Electrical Stimulation Applied to the Brain May Help Treat and Cure Depression

Learn how electrical stimulation applied to the brain may help treat and cure depression. More about depression and electrical stimulation here.


London, UK -- (SBWIRE) -- 10/31/2013 -- Research involving deep brain stimulation reveals that treatment-resistant depression might be curable by applying small electric shocks to specific areas in the brain.

Depression is one of the most common, yet least spoken about, psychiatric conditions in today’s society, and treating it is something that does not always succeed, mostly because it is not entirely understood. So, to start off, what is depression?

An often-made confusion is that depression is simply a low mood or a temporary feeling of sadness, people assuming that someone that suffers from depression can simply “shake it off” or “cheer up.” Unfortunately, it takes a lot more than that to treat depression and most people are never fully “healed,” but are forced to learn to manage it through a combination of therapy and medication.

While it is true that depression is most often characterized by a low mood, there are many more factors and symptoms present for a person suffering from this condition. The most common way of describing the way someone feels when they are depressed is an inability to experience joy or pleasure. There are various reasons for which this can happen, whether psychological, biological, or related to substance abuse, and the exact mechanism of onset is not entirely understood even at this point.

The conventional treatment for depression, and the most successful thus far, is through the use of a type of medication known as anti-depressants. By using this type of medication, the body is either supplied with some chemicals that are known to be lacking in depression patients or prevented from absorbing said substances, such as serotonin or dopamine. In the case that a person does not respond to two or more types of medication, their type of depression is referred to as “treatment-resistant” and other ways of treatment might be required, usually therapy or alternative medicine (homeopathy, acupuncture, hypnosis, etc.).

It is for this type of depression that some researchers are focusing on, as this condition, left untreated, can lead to large discomfort in a person’s life and can even push people to isolating themselves or harming themselves. This is why they began exploring deep brain stimulation (DBS) as a potential means of treatment for this condition.

Deep brain stimulation is by no means a recent development in the medical field, being approved by the FDA in treating tremors in 1997. Despite the fact that is has been around for over a decade, the exact reason for which it works in treating various conditions is not entirely understood.

This line of treatment consists of implanting a small device called a “brain pacemaker” in the brain. What this device does is stimulate certain regions of the brain, modifying brain activity. A possible explanation as to why this device works is that it stimulates the production of adenosine triphosphate, a coenzyme with a crucial role in energy transfer between molecules. Although researchers are not sure how this translates into treating the various conditions that the procedure is used for, it has been successfully used on patients suffering from Parkinson’s disease, chronic pain, and, more recently, depression.

The way in which researchers applied this treatment to depression patients is by studying its effect on the people that suffer from Parkinson’s disease and creating an analogy to the brain activity of depressed people. They located the area that is responsible for stimulating and inhibiting feelings of sadness and sorrow, and placed the device in the area that can inhibit these feelings, effectively “slowing down” unhappy thoughts and the lingering feeling of melancholy associated with this condition.

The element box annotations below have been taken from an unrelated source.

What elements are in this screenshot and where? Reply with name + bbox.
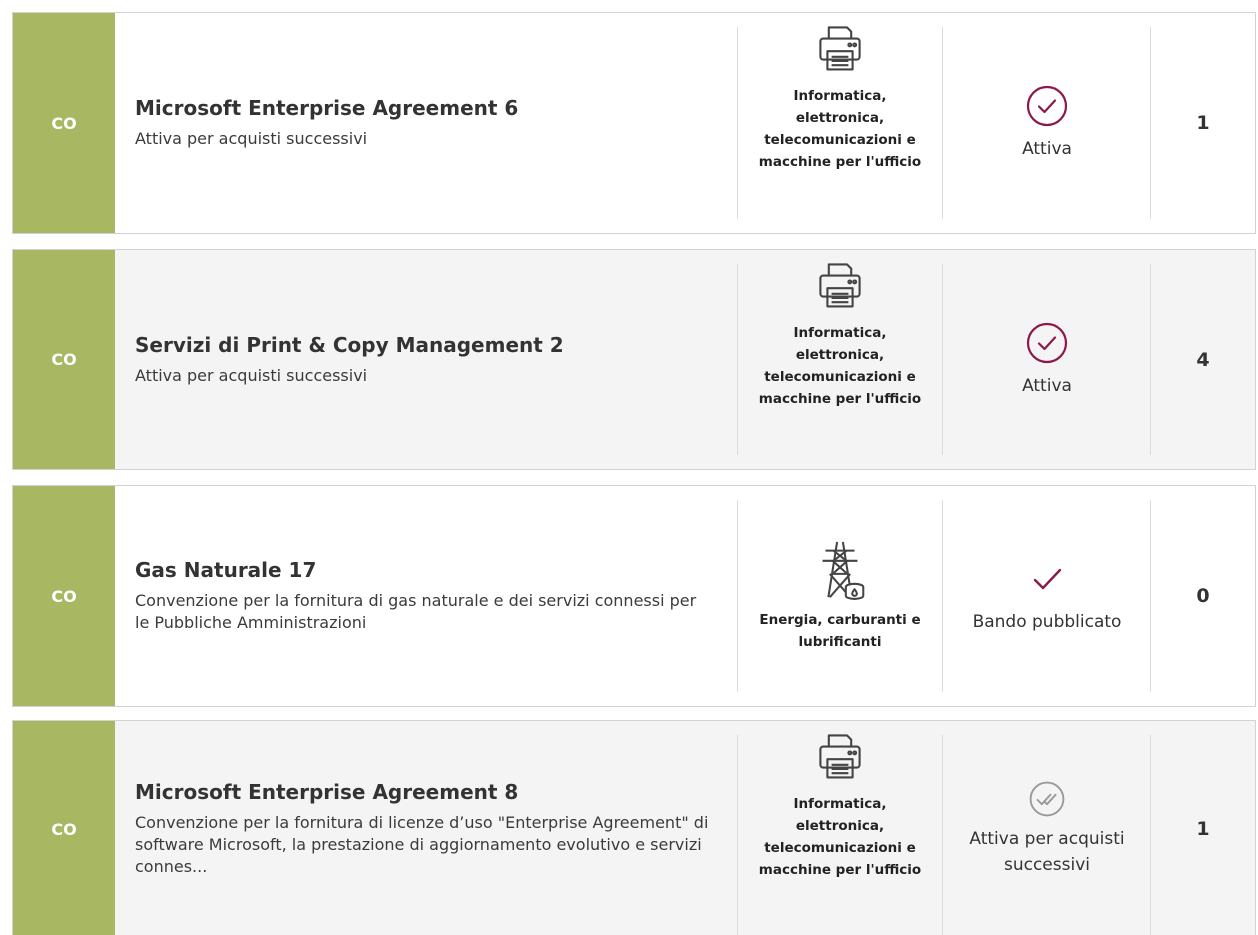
check-circle-icon — [1026, 322, 1068, 363]
item-description: Attiva per acquisti successivi — [135, 365, 368, 385]
item-count: 4 — [1196, 348, 1210, 371]
item-title[interactable]: Microsoft Enterprise Agreement 8 — [135, 780, 737, 804]
status-cell: Attiva — [943, 250, 1151, 469]
status-label: Attiva — [1022, 375, 1072, 396]
type-badge[interactable]: CO — [13, 486, 115, 706]
printer-icon — [819, 734, 861, 779]
category-cell: Informatica, elettronica, telecomunicazi… — [737, 721, 943, 935]
status-cell: Bando pubblicato — [943, 486, 1151, 706]
category-cell: Informatica, elettronica, telecomunicazi… — [737, 250, 943, 469]
status-label: Attiva — [1022, 139, 1072, 159]
category-label: Informatica, elettronica, telecomunicazi… — [758, 88, 922, 170]
double-check-circle-icon — [1029, 781, 1065, 817]
item-title[interactable]: Microsoft Enterprise Agreement 6 — [135, 96, 737, 120]
item-description: Convenzione per la fornitura di licenze … — [135, 813, 709, 876]
item-main: Microsoft Enterprise Agreement 8 Convenz… — [115, 721, 737, 935]
type-badge[interactable]: CO — [13, 13, 115, 233]
check-icon — [1033, 568, 1062, 590]
check-circle-icon — [1026, 85, 1068, 127]
printer-icon — [819, 26, 861, 71]
category-label: Energia, carburanti e lubrificanti — [759, 612, 921, 650]
category-cell: Energia, carburanti e lubrificanti — [737, 486, 943, 706]
power-tower-icon — [822, 541, 865, 600]
item-title[interactable]: Gas Naturale 17 — [135, 558, 737, 582]
status-cell: Attiva — [943, 13, 1151, 233]
list-item[interactable]: CO Microsoft Enterprise Agreement 8 Conv… — [12, 720, 1256, 935]
item-description: Attiva per acquisti successivi — [135, 129, 368, 148]
item-main: Gas Naturale 17 Convenzione per la forni… — [115, 486, 737, 706]
category-cell: Informatica, elettronica, telecomunicazi… — [737, 13, 943, 233]
item-count: 1 — [1196, 112, 1210, 134]
item-main: Servizi di Print & Copy Management 2 Att… — [115, 250, 737, 469]
item-description: Convenzione per la fornitura di gas natu… — [135, 591, 697, 632]
list-item[interactable]: CO Servizi di Print & Copy Management 2 … — [12, 249, 1256, 470]
item-title[interactable]: Servizi di Print & Copy Management 2 — [135, 333, 737, 357]
status-cell: Attiva per acquisti successivi — [943, 721, 1151, 935]
category-label: Informatica, elettronica, telecomunicazi… — [758, 796, 922, 878]
item-count: 0 — [1196, 585, 1210, 607]
type-badge[interactable]: CO — [13, 721, 115, 935]
status-label: Attiva per acquisti successivi — [969, 829, 1125, 875]
list-item[interactable]: CO Gas Naturale 17 Convenzione per la fo… — [12, 485, 1256, 707]
item-main: Microsoft Enterprise Agreement 6 Attiva … — [115, 13, 737, 233]
type-badge[interactable]: CO — [13, 250, 115, 469]
status-label: Bando pubblicato — [972, 612, 1122, 632]
item-count: 1 — [1196, 818, 1210, 840]
convention-list: CO Microsoft Enterprise Agreement 6 Atti… — [0, 0, 1258, 935]
printer-icon — [819, 263, 861, 308]
list-item[interactable]: CO Microsoft Enterprise Agreement 6 Atti… — [12, 12, 1256, 234]
category-label: Informatica, elettronica, telecomunicazi… — [758, 325, 922, 407]
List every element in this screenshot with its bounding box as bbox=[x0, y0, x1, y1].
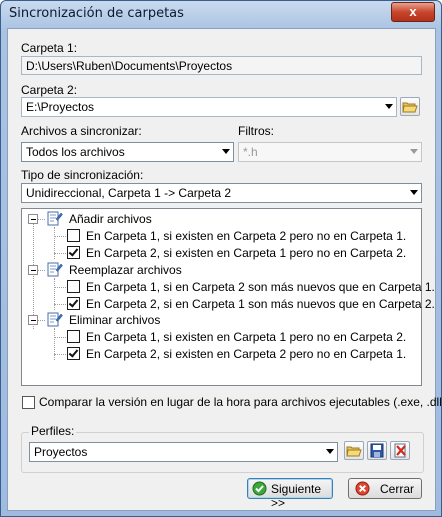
compare-version-checkbox[interactable] bbox=[22, 396, 35, 409]
tree-group-add[interactable]: Añadir archivos bbox=[69, 212, 152, 226]
profiles-label: Perfiles: bbox=[29, 424, 77, 438]
checkbox-add-folder2[interactable] bbox=[67, 246, 80, 259]
checkbox-replace-folder1[interactable] bbox=[67, 280, 80, 293]
next-button[interactable]: Siguiente >> bbox=[247, 478, 333, 510]
checkbox-replace-folder2[interactable] bbox=[67, 297, 80, 310]
tree-group-replace[interactable]: Reemplazar archivos bbox=[69, 263, 182, 277]
folder1-path-field[interactable]: D:\Users\Ruben\Documents\Proyectos bbox=[21, 56, 422, 75]
profiles-select-value: Proyectos bbox=[34, 445, 88, 459]
filters-select[interactable]: *.h bbox=[238, 142, 422, 162]
tree-group-delete[interactable]: Eliminar archivos bbox=[69, 313, 160, 327]
collapse-toggle[interactable] bbox=[28, 214, 38, 224]
dialog-window: Sincronización de carpetas x Carpeta 1: … bbox=[0, 0, 442, 517]
save-profile-button[interactable] bbox=[367, 441, 387, 460]
sync-type-label: Tipo de sincronización: bbox=[21, 168, 144, 182]
collapse-toggle[interactable] bbox=[28, 265, 38, 275]
filters-select-value: *.h bbox=[243, 145, 258, 159]
close-icon: x bbox=[409, 4, 417, 19]
checkbox-add-folder1[interactable] bbox=[67, 229, 80, 242]
delete-profile-button[interactable] bbox=[390, 441, 410, 460]
chevron-down-icon bbox=[326, 449, 334, 454]
folder1-label: Carpeta 1: bbox=[21, 41, 78, 55]
window-title: Sincronización de carpetas bbox=[9, 6, 184, 21]
open-profile-button[interactable] bbox=[344, 441, 364, 460]
folder2-path-combo[interactable]: E:\Proyectos bbox=[21, 97, 397, 117]
close-button[interactable]: Cerrar bbox=[348, 478, 422, 499]
folder2-path-value: E:\Proyectos bbox=[26, 100, 95, 114]
sync-task-icon bbox=[47, 312, 63, 327]
chevron-down-icon bbox=[410, 149, 418, 154]
open-folder-icon bbox=[402, 102, 418, 113]
tree-item-delete-folder1[interactable]: En Carpeta 1, si existen en Carpeta 1 pe… bbox=[86, 330, 406, 344]
profiles-select[interactable]: Proyectos bbox=[29, 442, 338, 462]
tree-item-add-folder2[interactable]: En Carpeta 2, si existen en Carpeta 1 pe… bbox=[86, 246, 406, 260]
cancel-icon bbox=[355, 481, 370, 496]
title-bar[interactable]: Sincronización de carpetas x bbox=[1, 1, 441, 28]
files-label: Archivos a sincronizar: bbox=[21, 124, 142, 138]
close-window-button[interactable]: x bbox=[391, 2, 435, 22]
chevron-down-icon bbox=[410, 190, 418, 195]
compare-version-label[interactable]: Comparar la versión en lugar de la hora … bbox=[39, 395, 441, 409]
tree-item-delete-folder2[interactable]: En Carpeta 2, si existen en Carpeta 2 pe… bbox=[86, 347, 406, 361]
tree-item-replace-folder2[interactable]: En Carpeta 2, si en Carpeta 1 son más nu… bbox=[86, 297, 435, 311]
checkbox-delete-folder1[interactable] bbox=[67, 330, 80, 343]
next-button-label: Siguiente >> bbox=[271, 482, 322, 510]
tree-item-replace-folder1[interactable]: En Carpeta 1, si en Carpeta 2 son más nu… bbox=[86, 280, 435, 294]
chevron-down-icon bbox=[222, 149, 230, 154]
checkbox-delete-folder2[interactable] bbox=[67, 347, 80, 360]
sync-type-select[interactable]: Unidireccional, Carpeta 1 -> Carpeta 2 bbox=[21, 183, 422, 203]
close-button-label: Cerrar bbox=[380, 482, 415, 496]
dialog-body: Carpeta 1: D:\Users\Ruben\Documents\Proy… bbox=[7, 28, 441, 511]
sync-task-icon bbox=[47, 262, 63, 277]
files-select[interactable]: Todos los archivos bbox=[21, 142, 234, 162]
browse-folder-button[interactable] bbox=[400, 97, 420, 116]
sync-options-tree[interactable]: Añadir archivos En Carpeta 1, si existen… bbox=[21, 208, 435, 386]
delete-icon bbox=[394, 443, 406, 458]
open-folder-icon bbox=[346, 446, 362, 457]
save-icon bbox=[370, 443, 384, 458]
folder2-label: Carpeta 2: bbox=[21, 83, 78, 97]
check-icon bbox=[252, 481, 267, 496]
collapse-toggle[interactable] bbox=[28, 315, 38, 325]
files-select-value: Todos los archivos bbox=[26, 145, 125, 159]
chevron-down-icon bbox=[385, 104, 393, 109]
filters-label: Filtros: bbox=[238, 124, 274, 138]
sync-type-value: Unidireccional, Carpeta 1 -> Carpeta 2 bbox=[26, 186, 232, 200]
tree-item-add-folder1[interactable]: En Carpeta 1, si existen en Carpeta 2 pe… bbox=[86, 229, 406, 243]
sync-task-icon bbox=[47, 211, 63, 226]
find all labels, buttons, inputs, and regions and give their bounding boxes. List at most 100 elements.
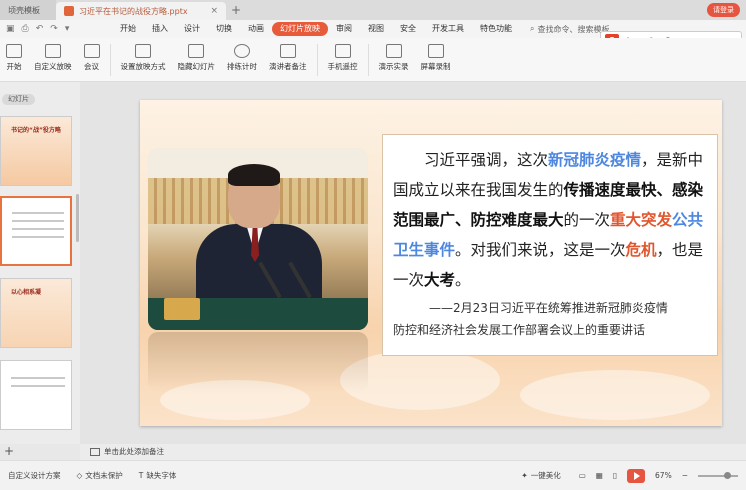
doc-protect-status[interactable]: ◇ 文档未保护 (69, 470, 131, 481)
phone-remote-button[interactable]: 手机遥控 (322, 44, 364, 72)
hide-slide-icon (188, 44, 205, 58)
setup-show-button[interactable]: 设置放映方式 (115, 44, 172, 72)
rehearse-timing-label: 排练计时 (227, 62, 257, 71)
menu-start[interactable]: 开始 (112, 22, 144, 36)
design-scheme-label: 自定义设计方案 (8, 471, 61, 480)
menu-design[interactable]: 设计 (176, 22, 208, 36)
zoom-level: 67% (655, 471, 672, 480)
current-slide[interactable]: 习近平强调，这次新冠肺炎疫情，是新中国成立以来在我国发生的传播速度最快、感染范围… (140, 100, 722, 426)
screen-record-icon (427, 44, 444, 58)
menu-features[interactable]: 特色功能 (472, 22, 520, 36)
missing-font-label: 缺失字体 (146, 471, 177, 480)
zoom-slider[interactable] (698, 471, 738, 479)
demo-record-icon (385, 44, 402, 58)
quote-text-segment: 的一次 (563, 211, 611, 229)
hide-slide-label: 隐藏幻灯片 (177, 62, 216, 71)
meeting-label: 会议 (84, 62, 99, 71)
demo-record-button[interactable]: 演示实录 (373, 44, 415, 72)
undo-icon[interactable]: ↶ (36, 24, 44, 34)
notes-label: 单击此处添加备注 (104, 447, 164, 456)
more-icon[interactable]: ▾ (65, 24, 70, 34)
command-search[interactable]: ⌕ 查找命令、搜索模板 (530, 24, 609, 35)
quote-text-segment: 大考 (424, 271, 456, 289)
slide-canvas: 习近平强调，这次新冠肺炎疫情，是新中国成立以来在我国发生的传播速度最快、感染范围… (80, 82, 746, 444)
quote-text-segment: 新冠肺炎疫情 (548, 151, 642, 169)
quick-access-toolbar: ▣ ⎙ ↶ ↷ ▾ (0, 24, 112, 34)
thumbnail-scrollbar[interactable] (76, 194, 79, 242)
beautify-button[interactable]: ✦ 一键美化 (513, 470, 568, 481)
missing-font-button[interactable]: T 缺失字体 (131, 470, 185, 481)
menu-view[interactable]: 视图 (360, 22, 392, 36)
stopwatch-icon (234, 44, 250, 58)
play-from-start-icon (6, 44, 22, 58)
close-tab-icon[interactable]: × (210, 6, 218, 16)
slide-thumbnail-pane: 幻灯片 书记的“战”役方略 以心相系凝 + (0, 82, 80, 458)
menu-animation[interactable]: 动画 (240, 22, 272, 36)
quote-text-segment: 重大突发 (610, 211, 673, 229)
thumbnail-line (12, 220, 64, 222)
menu-security[interactable]: 安全 (392, 22, 424, 36)
screen-record-button[interactable]: 屏幕录制 (415, 44, 457, 72)
login-button[interactable]: 请登录 (707, 3, 740, 17)
pane-tab-slides[interactable]: 幻灯片 (2, 94, 35, 105)
pptx-file-icon (64, 6, 74, 16)
speaker-notes-button[interactable]: 演讲者备注 (263, 44, 313, 72)
tab-document[interactable]: 习近平在书记的战役方略.pptx × (56, 2, 226, 20)
normal-view-icon[interactable]: ▭ (579, 471, 586, 480)
thumbnail-title: 以心相系凝 (11, 289, 42, 296)
reading-view-icon[interactable]: ▯ (613, 471, 617, 480)
status-right-group: ✦ 一键美化 ▭ ▦ ▯ 67% − (513, 468, 746, 483)
slide-thumbnail-selected[interactable] (0, 196, 72, 266)
menu-slideshow[interactable]: 幻灯片放映 (272, 22, 328, 36)
quote-text-segment: 危机 (625, 241, 657, 259)
meeting-button[interactable]: 会议 (78, 44, 106, 72)
save-icon[interactable]: ▣ (6, 24, 15, 34)
speaker-notes-label: 演讲者备注 (269, 62, 307, 71)
wps-presentation-window: 顷壳模板 习近平在书记的战役方略.pptx × + 请登录 ▣ ⎙ ↶ ↷ ▾ … (0, 0, 746, 490)
menu-transition[interactable]: 切换 (208, 22, 240, 36)
thumbnail-line (12, 236, 64, 238)
custom-show-button[interactable]: 自定义放映 (28, 44, 78, 72)
slide-thumbnail[interactable]: 以心相系凝 (0, 278, 72, 348)
tab-template-label: 顷壳模板 (8, 5, 40, 15)
design-scheme-button[interactable]: 自定义设计方案 (0, 470, 69, 481)
menu-review[interactable]: 审阅 (328, 22, 360, 36)
search-label: 查找命令、搜索模板 (537, 24, 610, 34)
speaker-notes-icon (279, 44, 296, 58)
photo-reflection (148, 332, 368, 392)
notes-icon (90, 448, 100, 456)
menu-developer[interactable]: 开发工具 (424, 22, 472, 36)
new-tab-button[interactable]: + (226, 0, 246, 20)
speaker-photo[interactable] (148, 148, 368, 330)
quote-textbox[interactable]: 习近平强调，这次新冠肺炎疫情，是新中国成立以来在我国发生的传播速度最快、感染范围… (382, 134, 718, 356)
beautify-label: 一键美化 (530, 471, 561, 480)
setup-show-label: 设置放映方式 (120, 62, 166, 71)
sorter-view-icon[interactable]: ▦ (596, 471, 603, 480)
source-line-1: ——2月23日习近平在统筹推进新冠肺炎疫情 (429, 301, 668, 315)
source-line-2: 防控和经济社会发展工作部署会议上的重要讲话 (393, 323, 646, 337)
zoom-out-icon[interactable]: − (682, 471, 688, 480)
quote-paragraph: 习近平强调，这次新冠肺炎疫情，是新中国成立以来在我国发生的传播速度最快、感染范围… (393, 145, 707, 295)
menu-insert[interactable]: 插入 (144, 22, 176, 36)
hide-slide-button[interactable]: 隐藏幻灯片 (172, 44, 222, 72)
thumbnail-line (12, 212, 64, 214)
quote-text-segment: 。 (455, 271, 471, 289)
from-start-label: 开始 (6, 62, 22, 71)
custom-show-label: 自定义放映 (34, 62, 72, 71)
quote-source: ——2月23日习近平在统筹推进新冠肺炎疫情 防控和经济社会发展工作部署会议上的重… (393, 297, 707, 341)
play-slideshow-button[interactable] (627, 468, 646, 483)
from-start-button[interactable]: 开始 (0, 44, 28, 72)
ribbon-divider (109, 44, 111, 76)
custom-show-icon (44, 44, 61, 58)
thumbnail-line (11, 385, 65, 387)
tab-document-label: 习近平在书记的战役方略.pptx (79, 6, 188, 16)
notes-placeholder[interactable]: 单击此处添加备注 (80, 444, 746, 460)
tab-template[interactable]: 顷壳模板 (0, 0, 56, 20)
photo-figure (228, 164, 280, 186)
print-icon[interactable]: ⎙ (22, 24, 29, 34)
slide-thumbnail[interactable]: 书记的“战”役方略 (0, 116, 72, 186)
slide-thumbnail[interactable] (0, 360, 72, 430)
rehearse-timing-button[interactable]: 排练计时 (221, 44, 263, 72)
redo-icon[interactable]: ↷ (50, 24, 58, 34)
add-slide-icon[interactable]: + (4, 444, 14, 458)
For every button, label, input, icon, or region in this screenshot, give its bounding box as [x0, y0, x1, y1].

There is some concern related to this procedure, as there should be considering it involves implanting a device that sends electrical signals running through your brain. The major issue it can pose is that the device could malfunction, sending impulses that are too strong or that extend to other regions of the brain, which could, in turn, lead to panic attacks, anxiety, mania, or permanent brain damage. Until now there have not been any reported cases of such a thing occurring, but scientists still feel they should perform more tests until this can be introduced as a widespread form of treatment.

An advantage of DBS as opposed to most medication used nowadays is that it is reversible and can be stopped at any point, either by deactivating the pacemaker or by removing it completely, whereas interrupting anti-depressant medication abruptly will, in most cases, lead to withdrawal symptoms that could leave the person worse off than when they started.

So far, there have only been a few hundred people that suffer from depression and have undergone the surgery to receive this implant, with nearly two thirds experiencing great results within the first few days after recovery. Because of the risks involved with this procedure, it is only recommended for people suffering from treatment-resistant depression. However, should it prove as safe as it is currently estimated, there is a possibility of DBS replacing some of today’s conventional ways of treatment.

Whether this method of treatment will be implemented or not does not change one crucial element of DBS: it changes and deepens our understanding of the human brain. Researchers are optimistic and estimate that more and more conditions related to brain activity might be treated through this method in the future, including idiopathic epilepsy, various forms of dementia, obsessive-compulsive disorder, attention deficit hyperactivity disorder, and might even help people wake up from comas faster and with more ease.

Researchers estimate that, at the rate at which tests are being conducted and keeping track of the great success rate that this line of treatment has had so far, DBS might be introduced as a reliable way of helping people with treatment-resistant depression by the end of next year, which is great news for people that suffer from this condition, bringing them hope that they can lead the happy life that they desire along with their loved ones.